No-one in their right mind would believe that President Obama and Chief Justice Roberts conspired to foist a “bait and switch” on the nation. But it is plain for all to see that when conservatives advocate judicial restraint they mean judicial restraint that saves their legislation. Arizona’s attempt to make immigration policy provides a prime example of this hypocrisy. That case was a textbook example of what is known as preemption, the concept that the states may not legislate in areas the Constitution has given exclusively to Congress. There was no possibility of restraint here; that law had to be struck down. But, just as it was for George W. Bush, the Constitution that conservatives claim to revere is nothing more than a piece of paper when it stands in their way, and the Court was lambasted for overreaching. On the other hand, when it comes to legislation they despise – legislation passed because they lost political elections – they like activism just as much today as their plutocratic forebears did in the Lochner era. And Holmes’s dissent in Lochner, sadly, remains every bit as relevant today as it was over a century ago.
Methinks Thou Doth Protest Too Much….
Having said all this, we do need to bear in mind that the principal duty of propagandists like Cal Thomas, or his local equivalent, Russ Sloan, is to manipulate attitudes and perceptions. All the outrage to which we are being subjected is, to a large extent, a smokescreen, preventing us from seeing the conservative successes that will have ramifications for years to come. As we noted in our previous post, the Court’s Obamacare ruling was anything but a sweeping victory for the left. There is little doubt that Roberts’s unexpected opinion was a clever attempt to safeguard his own institutional prerogatives. But in looking after Number One he has drawn a line in the sand in Commerce Clause jurisprudence, agreeing with four others that the power to regulate interstate commerce could not be used to compel people to engage therein. This is a precedent of enormous importance, hearkening back to the pre-1937 era when the reactionary bloc known as the Four Horsemen used a crabbed reading of the Commerce Clause to frustrate Roosevelt’s early attempts to respond to the Great Depression.

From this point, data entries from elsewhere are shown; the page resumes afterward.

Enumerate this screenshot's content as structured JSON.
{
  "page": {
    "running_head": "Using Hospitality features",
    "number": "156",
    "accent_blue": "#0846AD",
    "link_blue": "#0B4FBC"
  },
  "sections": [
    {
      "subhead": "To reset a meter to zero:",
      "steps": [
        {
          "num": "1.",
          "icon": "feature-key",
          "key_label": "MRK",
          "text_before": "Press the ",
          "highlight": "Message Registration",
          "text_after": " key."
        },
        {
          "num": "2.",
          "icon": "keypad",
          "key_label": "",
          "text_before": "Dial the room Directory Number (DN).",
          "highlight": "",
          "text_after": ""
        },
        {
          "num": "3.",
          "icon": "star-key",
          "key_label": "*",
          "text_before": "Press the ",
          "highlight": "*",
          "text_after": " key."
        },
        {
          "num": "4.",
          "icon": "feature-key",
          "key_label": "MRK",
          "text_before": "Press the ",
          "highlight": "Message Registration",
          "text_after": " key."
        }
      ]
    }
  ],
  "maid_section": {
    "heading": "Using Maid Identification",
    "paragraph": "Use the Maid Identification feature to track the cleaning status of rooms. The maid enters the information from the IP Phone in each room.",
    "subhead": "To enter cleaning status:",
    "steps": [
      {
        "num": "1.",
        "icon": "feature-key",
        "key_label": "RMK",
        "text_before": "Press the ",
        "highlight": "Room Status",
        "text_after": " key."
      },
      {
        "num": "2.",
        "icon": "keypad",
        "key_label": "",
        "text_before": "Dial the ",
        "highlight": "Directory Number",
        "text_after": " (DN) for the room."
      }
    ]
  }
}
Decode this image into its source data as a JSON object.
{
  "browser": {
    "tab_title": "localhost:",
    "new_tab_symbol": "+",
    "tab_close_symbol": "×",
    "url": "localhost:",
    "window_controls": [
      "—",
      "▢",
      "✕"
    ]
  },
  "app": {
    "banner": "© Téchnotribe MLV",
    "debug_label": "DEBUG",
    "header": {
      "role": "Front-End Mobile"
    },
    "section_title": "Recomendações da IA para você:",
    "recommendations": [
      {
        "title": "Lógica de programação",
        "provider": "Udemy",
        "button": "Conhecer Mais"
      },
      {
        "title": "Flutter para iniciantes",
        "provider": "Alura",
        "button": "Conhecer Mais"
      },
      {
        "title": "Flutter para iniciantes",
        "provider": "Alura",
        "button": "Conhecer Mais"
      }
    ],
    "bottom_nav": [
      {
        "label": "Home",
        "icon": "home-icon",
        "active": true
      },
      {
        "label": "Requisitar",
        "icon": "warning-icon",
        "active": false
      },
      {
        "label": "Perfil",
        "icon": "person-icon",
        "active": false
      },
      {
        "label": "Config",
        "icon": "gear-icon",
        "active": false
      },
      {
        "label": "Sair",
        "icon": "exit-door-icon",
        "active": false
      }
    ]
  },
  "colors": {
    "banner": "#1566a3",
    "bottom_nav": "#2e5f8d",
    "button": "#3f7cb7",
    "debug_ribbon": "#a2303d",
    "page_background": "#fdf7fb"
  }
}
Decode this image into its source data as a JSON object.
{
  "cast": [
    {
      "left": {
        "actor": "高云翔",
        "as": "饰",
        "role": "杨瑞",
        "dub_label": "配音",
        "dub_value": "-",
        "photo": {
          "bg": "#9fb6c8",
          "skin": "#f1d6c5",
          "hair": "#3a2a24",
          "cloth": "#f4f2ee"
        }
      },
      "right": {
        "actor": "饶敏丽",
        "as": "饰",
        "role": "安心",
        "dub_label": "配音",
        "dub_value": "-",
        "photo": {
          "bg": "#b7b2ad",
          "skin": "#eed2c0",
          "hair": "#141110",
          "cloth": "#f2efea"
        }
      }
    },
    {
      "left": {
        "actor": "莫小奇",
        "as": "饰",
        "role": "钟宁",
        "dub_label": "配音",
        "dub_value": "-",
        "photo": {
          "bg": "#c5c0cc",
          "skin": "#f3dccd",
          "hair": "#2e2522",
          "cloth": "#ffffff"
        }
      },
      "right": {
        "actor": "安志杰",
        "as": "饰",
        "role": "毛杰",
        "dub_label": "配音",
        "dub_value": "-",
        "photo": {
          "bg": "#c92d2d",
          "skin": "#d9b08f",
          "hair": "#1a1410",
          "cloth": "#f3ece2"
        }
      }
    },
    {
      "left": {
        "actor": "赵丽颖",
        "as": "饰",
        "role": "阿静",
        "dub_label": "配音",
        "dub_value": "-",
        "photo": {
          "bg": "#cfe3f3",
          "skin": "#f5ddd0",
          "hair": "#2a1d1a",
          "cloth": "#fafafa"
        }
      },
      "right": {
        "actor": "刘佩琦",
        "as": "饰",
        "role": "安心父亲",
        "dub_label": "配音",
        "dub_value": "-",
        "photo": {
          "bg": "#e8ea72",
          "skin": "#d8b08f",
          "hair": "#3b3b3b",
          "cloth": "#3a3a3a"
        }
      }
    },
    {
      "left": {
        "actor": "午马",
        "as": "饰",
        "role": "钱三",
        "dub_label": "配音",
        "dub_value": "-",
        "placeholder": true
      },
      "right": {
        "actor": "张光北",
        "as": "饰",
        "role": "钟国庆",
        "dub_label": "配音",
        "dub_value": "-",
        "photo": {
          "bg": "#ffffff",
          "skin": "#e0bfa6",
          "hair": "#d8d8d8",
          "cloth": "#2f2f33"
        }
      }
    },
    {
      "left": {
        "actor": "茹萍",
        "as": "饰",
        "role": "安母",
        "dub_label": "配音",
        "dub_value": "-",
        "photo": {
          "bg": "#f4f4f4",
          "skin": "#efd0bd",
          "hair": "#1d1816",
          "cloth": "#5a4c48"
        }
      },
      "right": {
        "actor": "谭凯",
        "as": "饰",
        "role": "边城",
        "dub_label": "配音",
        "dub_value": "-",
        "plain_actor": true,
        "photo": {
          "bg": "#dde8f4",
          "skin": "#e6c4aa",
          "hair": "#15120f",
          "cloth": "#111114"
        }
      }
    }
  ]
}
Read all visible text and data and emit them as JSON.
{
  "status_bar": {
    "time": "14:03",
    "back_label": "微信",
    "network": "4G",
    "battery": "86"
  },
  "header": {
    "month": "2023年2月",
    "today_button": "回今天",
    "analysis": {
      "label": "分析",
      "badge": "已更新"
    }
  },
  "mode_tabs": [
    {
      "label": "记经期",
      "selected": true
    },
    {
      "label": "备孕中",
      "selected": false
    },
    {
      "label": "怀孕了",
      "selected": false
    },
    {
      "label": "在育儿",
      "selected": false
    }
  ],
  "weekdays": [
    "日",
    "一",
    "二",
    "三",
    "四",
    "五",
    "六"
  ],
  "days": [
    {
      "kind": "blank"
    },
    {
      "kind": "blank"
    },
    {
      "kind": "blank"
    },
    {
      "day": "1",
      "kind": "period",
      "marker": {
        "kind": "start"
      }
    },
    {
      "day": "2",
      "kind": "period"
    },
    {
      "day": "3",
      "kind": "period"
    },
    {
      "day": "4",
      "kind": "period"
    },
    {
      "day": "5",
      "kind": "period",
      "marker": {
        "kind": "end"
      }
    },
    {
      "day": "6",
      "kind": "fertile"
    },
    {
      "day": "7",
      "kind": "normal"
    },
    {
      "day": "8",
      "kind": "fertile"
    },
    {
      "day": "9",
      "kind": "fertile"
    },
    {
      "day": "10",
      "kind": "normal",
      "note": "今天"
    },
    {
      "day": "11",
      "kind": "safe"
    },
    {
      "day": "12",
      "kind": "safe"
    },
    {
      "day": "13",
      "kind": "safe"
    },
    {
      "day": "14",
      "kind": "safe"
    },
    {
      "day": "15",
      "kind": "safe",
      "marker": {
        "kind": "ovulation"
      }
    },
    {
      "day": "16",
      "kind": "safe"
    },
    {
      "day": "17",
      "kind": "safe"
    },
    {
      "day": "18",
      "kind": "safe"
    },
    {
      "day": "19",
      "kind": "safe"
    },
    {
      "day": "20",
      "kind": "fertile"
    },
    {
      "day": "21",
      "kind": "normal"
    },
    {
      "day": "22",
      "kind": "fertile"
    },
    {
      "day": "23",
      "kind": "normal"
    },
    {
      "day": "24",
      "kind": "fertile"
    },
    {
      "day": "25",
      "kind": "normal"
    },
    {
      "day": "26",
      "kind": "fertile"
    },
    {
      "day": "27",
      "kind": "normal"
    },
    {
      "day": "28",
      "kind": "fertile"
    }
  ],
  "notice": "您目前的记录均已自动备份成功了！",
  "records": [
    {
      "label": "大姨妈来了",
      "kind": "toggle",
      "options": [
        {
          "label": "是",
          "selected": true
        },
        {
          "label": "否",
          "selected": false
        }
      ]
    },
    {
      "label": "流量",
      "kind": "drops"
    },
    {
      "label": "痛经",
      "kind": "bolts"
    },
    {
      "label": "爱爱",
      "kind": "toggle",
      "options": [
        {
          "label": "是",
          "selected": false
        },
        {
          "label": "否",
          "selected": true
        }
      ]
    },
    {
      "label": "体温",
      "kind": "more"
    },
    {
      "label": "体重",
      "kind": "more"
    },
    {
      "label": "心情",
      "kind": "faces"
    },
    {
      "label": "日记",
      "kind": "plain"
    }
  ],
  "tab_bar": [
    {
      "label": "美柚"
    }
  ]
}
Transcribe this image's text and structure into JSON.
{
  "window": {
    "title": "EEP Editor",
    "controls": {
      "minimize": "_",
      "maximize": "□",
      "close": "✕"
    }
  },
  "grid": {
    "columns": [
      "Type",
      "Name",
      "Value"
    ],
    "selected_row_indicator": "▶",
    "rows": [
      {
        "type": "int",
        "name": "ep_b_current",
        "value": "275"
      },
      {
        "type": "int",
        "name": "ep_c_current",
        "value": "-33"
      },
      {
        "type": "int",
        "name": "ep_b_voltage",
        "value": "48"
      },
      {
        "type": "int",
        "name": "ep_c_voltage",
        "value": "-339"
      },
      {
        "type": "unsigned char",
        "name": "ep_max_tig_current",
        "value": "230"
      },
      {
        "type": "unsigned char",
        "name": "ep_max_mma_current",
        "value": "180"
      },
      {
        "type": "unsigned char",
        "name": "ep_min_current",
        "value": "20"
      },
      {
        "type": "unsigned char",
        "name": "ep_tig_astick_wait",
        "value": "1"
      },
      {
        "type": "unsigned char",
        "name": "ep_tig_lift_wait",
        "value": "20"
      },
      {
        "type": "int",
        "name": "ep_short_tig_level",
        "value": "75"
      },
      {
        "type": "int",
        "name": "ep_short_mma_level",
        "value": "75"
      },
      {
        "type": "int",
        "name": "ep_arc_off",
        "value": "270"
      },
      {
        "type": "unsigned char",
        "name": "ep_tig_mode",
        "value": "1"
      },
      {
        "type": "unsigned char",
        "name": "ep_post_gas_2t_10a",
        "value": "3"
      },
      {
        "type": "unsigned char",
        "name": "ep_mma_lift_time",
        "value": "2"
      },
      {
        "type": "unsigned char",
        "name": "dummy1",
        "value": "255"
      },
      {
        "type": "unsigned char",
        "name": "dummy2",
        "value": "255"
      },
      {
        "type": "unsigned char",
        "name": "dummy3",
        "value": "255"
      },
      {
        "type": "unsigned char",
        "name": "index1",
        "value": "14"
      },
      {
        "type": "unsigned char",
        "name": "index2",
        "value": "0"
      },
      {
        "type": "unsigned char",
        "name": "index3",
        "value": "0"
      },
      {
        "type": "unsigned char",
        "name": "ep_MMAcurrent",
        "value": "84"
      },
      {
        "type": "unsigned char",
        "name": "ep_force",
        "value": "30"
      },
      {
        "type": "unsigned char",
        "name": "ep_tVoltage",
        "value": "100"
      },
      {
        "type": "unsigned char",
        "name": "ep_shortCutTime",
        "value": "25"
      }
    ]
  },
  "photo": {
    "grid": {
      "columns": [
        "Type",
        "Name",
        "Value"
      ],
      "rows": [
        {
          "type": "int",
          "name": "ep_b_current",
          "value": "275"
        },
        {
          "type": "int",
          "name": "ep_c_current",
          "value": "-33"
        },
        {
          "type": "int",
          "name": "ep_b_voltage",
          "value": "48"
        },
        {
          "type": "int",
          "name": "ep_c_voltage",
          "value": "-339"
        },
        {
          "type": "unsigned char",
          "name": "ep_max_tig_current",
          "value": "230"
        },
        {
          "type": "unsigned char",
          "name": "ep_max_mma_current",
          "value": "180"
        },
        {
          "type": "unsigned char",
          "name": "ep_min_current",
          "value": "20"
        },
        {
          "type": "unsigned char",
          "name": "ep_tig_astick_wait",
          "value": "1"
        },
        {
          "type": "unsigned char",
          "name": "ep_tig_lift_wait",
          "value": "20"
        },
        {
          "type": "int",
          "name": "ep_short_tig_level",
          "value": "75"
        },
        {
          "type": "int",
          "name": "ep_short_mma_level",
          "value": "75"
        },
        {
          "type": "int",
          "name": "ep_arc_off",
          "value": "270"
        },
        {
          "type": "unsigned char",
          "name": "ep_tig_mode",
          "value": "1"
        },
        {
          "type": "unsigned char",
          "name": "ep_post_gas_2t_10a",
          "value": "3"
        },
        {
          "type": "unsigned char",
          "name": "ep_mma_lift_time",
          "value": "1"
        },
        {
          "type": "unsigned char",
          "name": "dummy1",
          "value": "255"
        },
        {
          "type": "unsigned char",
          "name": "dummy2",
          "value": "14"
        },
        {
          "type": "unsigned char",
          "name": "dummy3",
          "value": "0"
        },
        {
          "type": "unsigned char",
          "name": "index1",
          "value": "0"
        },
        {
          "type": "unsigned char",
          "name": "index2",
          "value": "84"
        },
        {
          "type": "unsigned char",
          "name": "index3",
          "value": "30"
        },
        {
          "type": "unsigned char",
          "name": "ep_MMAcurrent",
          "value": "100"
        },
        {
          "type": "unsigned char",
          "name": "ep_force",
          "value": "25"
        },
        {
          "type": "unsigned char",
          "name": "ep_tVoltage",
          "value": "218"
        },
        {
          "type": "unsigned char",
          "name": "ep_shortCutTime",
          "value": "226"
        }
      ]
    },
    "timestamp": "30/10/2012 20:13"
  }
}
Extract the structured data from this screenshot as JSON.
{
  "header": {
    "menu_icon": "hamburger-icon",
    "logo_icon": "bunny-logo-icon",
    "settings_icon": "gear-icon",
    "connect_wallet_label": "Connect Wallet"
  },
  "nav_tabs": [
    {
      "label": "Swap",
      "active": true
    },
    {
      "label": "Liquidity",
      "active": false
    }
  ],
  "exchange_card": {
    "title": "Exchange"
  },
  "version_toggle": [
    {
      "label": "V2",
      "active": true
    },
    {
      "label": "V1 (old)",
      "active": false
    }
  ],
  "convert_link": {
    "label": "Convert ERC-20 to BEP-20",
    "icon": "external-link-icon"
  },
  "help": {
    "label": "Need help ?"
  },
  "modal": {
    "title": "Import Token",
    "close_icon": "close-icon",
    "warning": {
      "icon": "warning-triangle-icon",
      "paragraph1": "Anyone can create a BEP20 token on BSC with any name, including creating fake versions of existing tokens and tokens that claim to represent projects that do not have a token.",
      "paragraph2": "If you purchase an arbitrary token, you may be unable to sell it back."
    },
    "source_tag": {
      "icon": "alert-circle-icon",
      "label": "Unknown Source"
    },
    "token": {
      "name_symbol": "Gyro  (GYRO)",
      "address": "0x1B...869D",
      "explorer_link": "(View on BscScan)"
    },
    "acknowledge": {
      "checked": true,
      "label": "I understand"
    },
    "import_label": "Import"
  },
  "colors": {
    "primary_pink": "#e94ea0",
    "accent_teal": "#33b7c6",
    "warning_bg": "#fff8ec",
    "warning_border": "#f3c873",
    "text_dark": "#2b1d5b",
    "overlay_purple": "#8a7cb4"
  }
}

Similarly, the 5-4 holding that Congress could not “coerce” the states into expanding Medicaid opens a Pandora’s Box of possible challenges to other uses of the Spending Power. Arguably, NFIB v. Sebelius was two-thirds of the way to a conservative sweep of all the major issues. And the undoubtedly conservative Chief has bolstered his own position within the polity, preventing his institution from becoming marginalized – a vital consideration, in the long term, for the advancement of the conservative agenda. The Chief Justice understands something that Cal Thomas could never admit: In order for the plutocracy to continue its sumptuous feast, an occasional bone must be thrown to some of the lesser creatures scrabbling about under the table. And, make no mistake about it, NFIB was a very small bone indeed.